Künstler in Düsseldorf zu halten, ist eine wichtige Aufgabe. Rechnet man die ältere Generation hinzu, sind es sogar insgesamt 19 kreative Köpfe. Der Bildhauer Alexander Föllenz, Meisterschüler von Andreas Gursky, übernahm den Vorsitz des Vereins, denn die Mieter verwalten sich selbst. Er ließ nicht locker, bis die insgesamt 1500 Quadratmeter Atelierfläche für Alt- und Neumieter unter Dach und Fach waren. Föllenz hat seine monumentale „Venus von Olympia", eine Kreuzung aus dem Kopf der Venus von Milo und dem Körper einer anatomisch überspitzten Bodybuilderin, im Keller verstaut. Im ersten Stockwerk steht sein 3D-Drucker, mit dem er etwa einem modernen Sebastian zu Leibe gerückt ist. Föllenz ist der einzige in der Runde, der sogar ein eigenes Büro hat, um sein Equipment und sein großes Archiv an Bildmaterial zu verstauen.
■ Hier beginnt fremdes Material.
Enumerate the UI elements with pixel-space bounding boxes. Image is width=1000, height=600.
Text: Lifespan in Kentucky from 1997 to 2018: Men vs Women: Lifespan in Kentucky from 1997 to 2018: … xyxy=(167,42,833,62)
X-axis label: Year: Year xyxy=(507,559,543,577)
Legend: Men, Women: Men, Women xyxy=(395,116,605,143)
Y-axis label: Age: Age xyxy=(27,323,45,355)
Der Vereinsvorsitzende Föllenz hat viel gelernt bei der Vermietung, und die Erfahrungen gibt er gern an junge Künstler weiter, die wie er nach einem Atelier suchen: „Wartet nicht, bis die Stadt eine Bleibe für Euch findet, denn dann könnt ihr lange warten. Geht selbst auf Suche. Wenn ihr alles perfekt bis auf das Geld für die Sanierung habt, denn geht zur Stadt und zu den Bezirksvertretungen und bittet um Hilfe."
In den kommenden Wochen wird Einweihung gefeiert. Dann werden all die Mitstreiter eingeladen, die beim Zustandekommen der Ateliers geholfen haben. Neben dem pensionierten Kulturdezernenten Hans-Georg Lohe hat auch seine Nachfolgerin Miriam Koch versprochen, vorbeizukommen.